Sem essa abordagem, as escolas não serão responsabilizadas e não poderão ser cobradas por melhorias importantes no repertório dos alunos, privando a sociedade de um médico mais preparado e capaz para o exercício de sua profissão. O Congresso Nacional detectou a necessidade de assegurar essa cobrança e, com a Lei Federal 12.871/13, em seu artigo 9º, já instituiu uma avaliação específica para o curso de Medicina a cada dois anos, com instrumentos e métodos que avaliam conhecimentos, habilidades e atitudes.

Este dispositivo regulamentado pela Resolução nº 3/14, do Conselho Nacional de Educação (CNE), que trata das novas Diretrizes Curriculares Nacionais do Curso de Graduação em Medicina, deve ser posto em prática em breve. A expectativa é de que seja um marco divisor para a avaliação do ensino médico no país, voltando-se para aqueles que, efetivamente, podem e devem fazer mais.

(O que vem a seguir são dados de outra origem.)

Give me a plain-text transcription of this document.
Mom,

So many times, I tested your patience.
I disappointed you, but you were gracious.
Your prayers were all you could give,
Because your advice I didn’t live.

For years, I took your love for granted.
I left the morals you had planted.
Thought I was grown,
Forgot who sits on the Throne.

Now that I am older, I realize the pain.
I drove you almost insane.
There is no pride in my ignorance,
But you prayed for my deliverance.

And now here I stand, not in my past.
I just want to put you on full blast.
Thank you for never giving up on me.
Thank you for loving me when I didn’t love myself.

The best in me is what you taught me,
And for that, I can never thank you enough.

Essa avaliação de caráter obrigatório, processual, contextual e formativo, conforme prevê a legislação, será de responsabilidade do Instituto Nacional de Estudos e Pesquisas Educacionais Anísio Teixeira (Inep), ligado ao Ministério da Educação. Além disso, há um projeto de lei do senador Cássio Cunha Lima que prevê a participação direta do Conselho Federal de Medicina em todas as suas etapas.

Enfim, é passado o tempo de buscar soluções estruturantes para o ensino médico no Brasil. Mudanças não se fazem com paliativos, mas com propostas consequentes, com impacto no terreno prático das ações. É o que espera a Medicina brasileira. É o que quer o povo desse país.

 

* É diretor-tesoureiro do Conselho Federal de Medicina (CFM) e doutor em Bioética.

** Artigo publicado no jornal eletrônico tudorondonia.com, em 25/02/2016.